Really? Might it not rather have been a conscious effort to honor those lawmakers who honor Israel? We note that this observation appeared in a straight news story, not in an editorial or op-ed piece or in a news analysis. That’s not journalistically kosher.
There’s more: The piece describes the conference site, the Washington Convention Center, as “conveniently, and symbolically, about equally close to the White House and the Capitol, the two objects of Aipac’s muscular demonstration.” (The Times does not capitalize acronyms and names used like them.) Muscular demonstration? Has no other large interest group assembled in that place? Are we to assume they are all out to intimidate Congress and the sitting administration?

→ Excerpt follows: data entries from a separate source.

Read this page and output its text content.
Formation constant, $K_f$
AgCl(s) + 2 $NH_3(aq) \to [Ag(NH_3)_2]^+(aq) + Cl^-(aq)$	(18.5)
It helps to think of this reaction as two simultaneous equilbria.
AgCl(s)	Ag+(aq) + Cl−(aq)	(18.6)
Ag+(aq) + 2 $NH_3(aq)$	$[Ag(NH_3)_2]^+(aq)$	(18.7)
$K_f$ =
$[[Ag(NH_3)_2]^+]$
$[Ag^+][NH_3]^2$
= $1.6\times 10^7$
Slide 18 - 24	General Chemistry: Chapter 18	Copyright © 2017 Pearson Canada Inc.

But the snarkiest snark of all was saved for last: The writer, Neil A. Lewis, went on to note that “[l]ast year, some prominent American Jews, asserting that Aipac’s generally down-the-line support of Israeli policy was neither helpful to Israel nor wise, founded a counter group called J Street. J Street, which is only a tiny percentage of the size of Aipac, is vocal about supporting lawmakers who might disagree with some Israeli policies.” So far, we have no complaints – that’s pretty accurate. But wait; here’s the last sentence: “Aipac officials have tried to treat J street as if it were lint.”
Lint? A good metaphor – you brush lint away. But it’s mean, nasty, and unattributed. It doesn’t belong in a news story.
In fact, the story didn’t report the news, didn’t report what was said at the conference, and by whom. For that, you have to read The Jewish Standard, pages 24 to 27.